Аэлис поняла, что победила. Эта маленькая победа наполнила её сердце детской радостью: за столько времени впервые ей не пришлось уступать. Она распрямила спину, как будто ей предстояло дефилировать на виду у всего королевского двора Франции, и вышла из кельи в сопровождении смирившегося новиция. Они молча шли по коридору, предназначенному для мирских братьев, и дошли до трапезной, которая и в самом деле была пуста. Рауль подошёл к шкафу кладовой и достал из кармана рясы тяжёлую связку ключей. Выбрав один из них, он открыл шкаф. В нём хранились соль, мёд, немногие специи, которыми повар приправлял постную пищу братьев, и мыло. Завтра придётся поговорить с келарем, чтобы он не думал, что мыло украли. Он отдал кусок мыла Аэлис, а она взяла кувшин с водой с длинного стола, за которым обедали мирские братья.

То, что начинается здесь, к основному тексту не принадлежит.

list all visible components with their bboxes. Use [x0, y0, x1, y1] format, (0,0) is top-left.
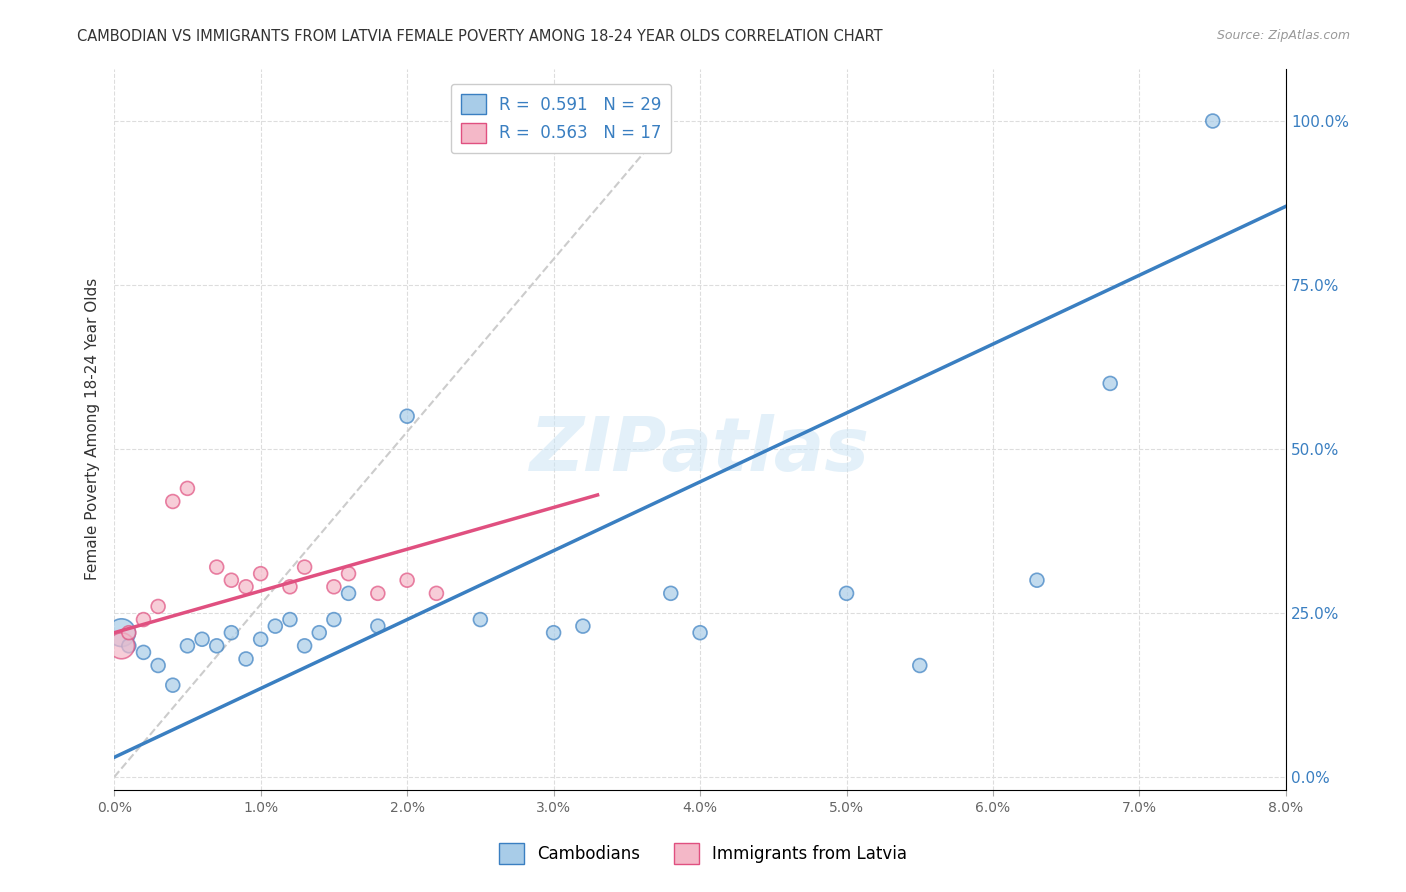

– Теперь нам надо вернуться, – сказал Рауль.
Девушка замерла, как будто ей явился святой или, скорее, как будто она узрела злого духа. Её глаза возбуждённо блестели, а бледные щёки порозовели. Она пристально смотрела в угол зала, и Рауль не мог понять, что такого удивительного было в стопке ряс, сложенных рядом с корзиной для грязного монашеского белья. Он испытал искушение выругаться: нельзя было терять времени, каждый миг, проведённый в общих залах и коридорах, таил в себе опасность. Он позвенел ключами, чтобы привлечь внимание девушки. Она обернулась, посмотрела на него, и выражение её лица так взволновало его, что он испугался. Во взгляде Аэлис читалась смесь странной решимости с чем-то вроде стыда. Рауль выронил ключи.

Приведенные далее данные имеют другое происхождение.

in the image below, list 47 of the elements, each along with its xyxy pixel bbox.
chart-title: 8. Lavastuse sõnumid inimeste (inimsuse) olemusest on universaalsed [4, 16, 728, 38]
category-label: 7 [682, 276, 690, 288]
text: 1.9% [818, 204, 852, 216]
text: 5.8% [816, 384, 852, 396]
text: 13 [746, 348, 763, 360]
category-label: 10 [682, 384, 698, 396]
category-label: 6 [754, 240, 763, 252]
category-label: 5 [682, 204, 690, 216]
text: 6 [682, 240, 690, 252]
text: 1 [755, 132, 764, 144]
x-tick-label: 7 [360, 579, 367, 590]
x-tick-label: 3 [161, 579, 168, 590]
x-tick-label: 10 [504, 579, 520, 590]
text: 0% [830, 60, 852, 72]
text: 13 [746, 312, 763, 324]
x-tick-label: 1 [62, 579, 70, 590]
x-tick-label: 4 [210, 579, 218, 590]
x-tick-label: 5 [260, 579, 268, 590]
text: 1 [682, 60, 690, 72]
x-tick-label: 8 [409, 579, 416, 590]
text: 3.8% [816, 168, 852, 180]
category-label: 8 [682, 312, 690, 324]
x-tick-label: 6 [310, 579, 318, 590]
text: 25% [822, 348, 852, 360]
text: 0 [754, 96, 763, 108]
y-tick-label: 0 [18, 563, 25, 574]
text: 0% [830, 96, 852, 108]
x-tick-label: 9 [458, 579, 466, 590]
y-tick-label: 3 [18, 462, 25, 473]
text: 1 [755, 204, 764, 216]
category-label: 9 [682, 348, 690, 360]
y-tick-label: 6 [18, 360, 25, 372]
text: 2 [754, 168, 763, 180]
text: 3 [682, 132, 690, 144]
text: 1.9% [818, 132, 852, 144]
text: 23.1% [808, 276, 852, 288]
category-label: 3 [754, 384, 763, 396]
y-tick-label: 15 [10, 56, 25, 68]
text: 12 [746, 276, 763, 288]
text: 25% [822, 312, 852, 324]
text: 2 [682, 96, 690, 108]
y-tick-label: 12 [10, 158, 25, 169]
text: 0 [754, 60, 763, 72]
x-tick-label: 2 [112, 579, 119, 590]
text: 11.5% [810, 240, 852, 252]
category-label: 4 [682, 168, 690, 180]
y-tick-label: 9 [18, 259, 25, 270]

– Проклятье! – воскликнул он. Придётся прочесть лишний раз Pater Noster за сквернословие. Он наклонился, чтобы подобрать ключи, и стал шарить по холодным терракотовым плитам пола: в трапезной было темно. Найдя ключи, он собрался было выпрямиться, но вдруг услышал сухой стук. Потом вода из кувшина растеклась по его одежде, а осколки посыпались на пол. Последнее, что он услышал, были лёгкие быстрые шаги, будто рысь или пантера искала выход из клетки.

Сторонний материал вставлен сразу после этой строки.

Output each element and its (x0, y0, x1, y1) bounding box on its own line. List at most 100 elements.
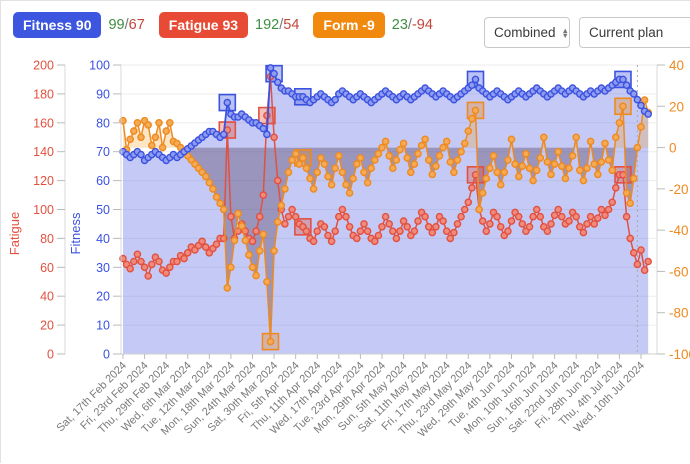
fatigue-point[interactable] (137, 257, 145, 266)
fatigue-point[interactable] (331, 227, 340, 235)
form-point[interactable] (245, 251, 253, 259)
form-point[interactable] (230, 236, 239, 245)
fitness-point[interactable] (270, 69, 278, 78)
form-point[interactable] (241, 236, 250, 245)
fitness-badge[interactable]: Fitness 90 (13, 12, 102, 38)
fatigue-point[interactable] (410, 227, 419, 235)
form-point[interactable] (212, 193, 221, 201)
form-point[interactable] (435, 151, 444, 160)
fatigue-point[interactable] (450, 228, 458, 237)
form-point[interactable] (334, 151, 343, 160)
fatigue-point[interactable] (464, 198, 473, 207)
fatigue-point[interactable] (532, 205, 541, 214)
form-point[interactable] (360, 168, 368, 177)
form-point[interactable] (529, 176, 537, 185)
fatigue-point[interactable] (183, 248, 192, 257)
fatigue-point[interactable] (525, 222, 534, 231)
form-point[interactable] (367, 164, 376, 172)
fitness-point[interactable] (633, 95, 642, 104)
fitness-point[interactable] (471, 75, 480, 84)
fatigue-point[interactable] (147, 260, 156, 269)
fatigue-point[interactable] (302, 227, 311, 235)
fitness-point[interactable] (331, 95, 340, 104)
form-point[interactable] (248, 263, 257, 272)
fatigue-point[interactable] (378, 222, 386, 231)
form-point[interactable] (439, 143, 447, 152)
fatigue-point[interactable] (252, 227, 260, 235)
fatigue-point[interactable] (381, 212, 390, 221)
form-point[interactable] (619, 102, 627, 111)
fatigue-point[interactable] (493, 212, 501, 221)
form-point[interactable] (147, 141, 156, 150)
form-point[interactable] (558, 162, 566, 170)
form-point[interactable] (432, 162, 440, 170)
form-point[interactable] (338, 168, 347, 177)
fatigue-point[interactable] (414, 217, 422, 225)
form-point[interactable] (291, 149, 300, 158)
form-point[interactable] (270, 246, 278, 255)
fatigue-point[interactable] (586, 212, 595, 221)
fatigue-point[interactable] (165, 263, 174, 272)
fitness-point[interactable] (619, 75, 627, 84)
fatigue-point[interactable] (460, 205, 469, 214)
form-point[interactable] (396, 145, 404, 154)
form-point[interactable] (612, 133, 620, 142)
fatigue-point[interactable] (129, 257, 138, 266)
form-point[interactable] (637, 123, 645, 131)
form-point[interactable] (133, 119, 142, 127)
form-point[interactable] (450, 168, 458, 177)
fatigue-point[interactable] (612, 183, 620, 192)
fitness-point[interactable] (219, 130, 228, 139)
form-point[interactable] (259, 230, 268, 239)
form-point[interactable] (374, 149, 383, 158)
fatigue-point[interactable] (583, 220, 591, 228)
fatigue-point[interactable] (504, 227, 512, 235)
fatigue-point[interactable] (482, 227, 491, 235)
fitness-point[interactable] (468, 81, 476, 89)
form-point[interactable] (522, 149, 530, 158)
form-point[interactable] (421, 135, 429, 144)
form-point[interactable] (363, 178, 372, 187)
fatigue-point[interactable] (248, 237, 257, 246)
form-point[interactable] (302, 164, 311, 172)
form-point[interactable] (406, 168, 415, 177)
fatigue-point[interactable] (536, 212, 545, 221)
fatigue-point[interactable] (363, 227, 372, 235)
form-point[interactable] (594, 170, 602, 179)
fatigue-point[interactable] (281, 220, 289, 228)
form-point[interactable] (626, 199, 635, 208)
fatigue-point[interactable] (320, 222, 329, 231)
fatigue-point[interactable] (180, 254, 188, 263)
form-point[interactable] (464, 127, 473, 135)
form-point[interactable] (216, 199, 224, 208)
fatigue-point[interactable] (162, 269, 170, 277)
form-point[interactable] (414, 149, 422, 158)
fatigue-point[interactable] (565, 217, 573, 225)
form-point[interactable] (500, 168, 509, 177)
form-point[interactable] (255, 246, 264, 255)
fatigue-point[interactable] (360, 220, 368, 228)
fatigue-point[interactable] (388, 227, 397, 235)
form-point[interactable] (201, 172, 210, 181)
fatigue-point[interactable] (579, 228, 588, 237)
form-point[interactable] (295, 160, 304, 168)
form-point[interactable] (227, 263, 235, 272)
fatigue-point[interactable] (604, 205, 613, 214)
fatigue-point[interactable] (640, 266, 649, 275)
fatigue-point[interactable] (356, 227, 365, 235)
fatigue-point[interactable] (630, 248, 638, 257)
form-point[interactable] (345, 189, 354, 197)
fatigue-point[interactable] (421, 212, 429, 221)
fatigue-point[interactable] (496, 222, 505, 231)
fatigue-point[interactable] (558, 212, 566, 221)
form-point[interactable] (417, 141, 426, 150)
form-point[interactable] (273, 218, 282, 226)
fatigue-badge[interactable]: Fatigue 93 (158, 12, 249, 38)
fatigue-point[interactable] (198, 237, 206, 246)
form-point[interactable] (579, 176, 588, 185)
form-point[interactable] (223, 284, 232, 292)
fatigue-point[interactable] (457, 212, 465, 221)
fatigue-point[interactable] (529, 212, 537, 221)
form-point[interactable] (370, 156, 379, 164)
fatigue-point[interactable] (338, 205, 347, 214)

Готье Суйерский натянул сапоги и подпоясал длинную хлопчатобумажную рубаху кожаной лентой, к которой был приторочен меч. Прикосновение к коже холодных металлических колец кольчуги, что он надел на голое тело под рубаху, было ему непривычно, но приятно. Надев кожаный камзол, он накинул на плечи бордовый шерстяной плащ, отороченный мехом белого волка, и застегнул перламутровую пряжку на груди. По пути в парадный зал, где его ждал посланник Ротру Першского, слушал с удовольствием, как звенит меч, ударяясь о кольчугу. Румяная смуглая служанка столкнулась с ним на лестнице, торопливо поклонилась и прошла мимо. Готье с наслаждением потёр подбородок. Строгая монашеская дисциплина не позволяла предаваться плотским чувствам, и он послушно изгнал их из своего сознания; теперь он обещал себе, что с этих пор начнёт брать от жизни вдвойне. Но сначала отомстит Сент-Нуару. Впрочем, это тоже относится к удовольствиям.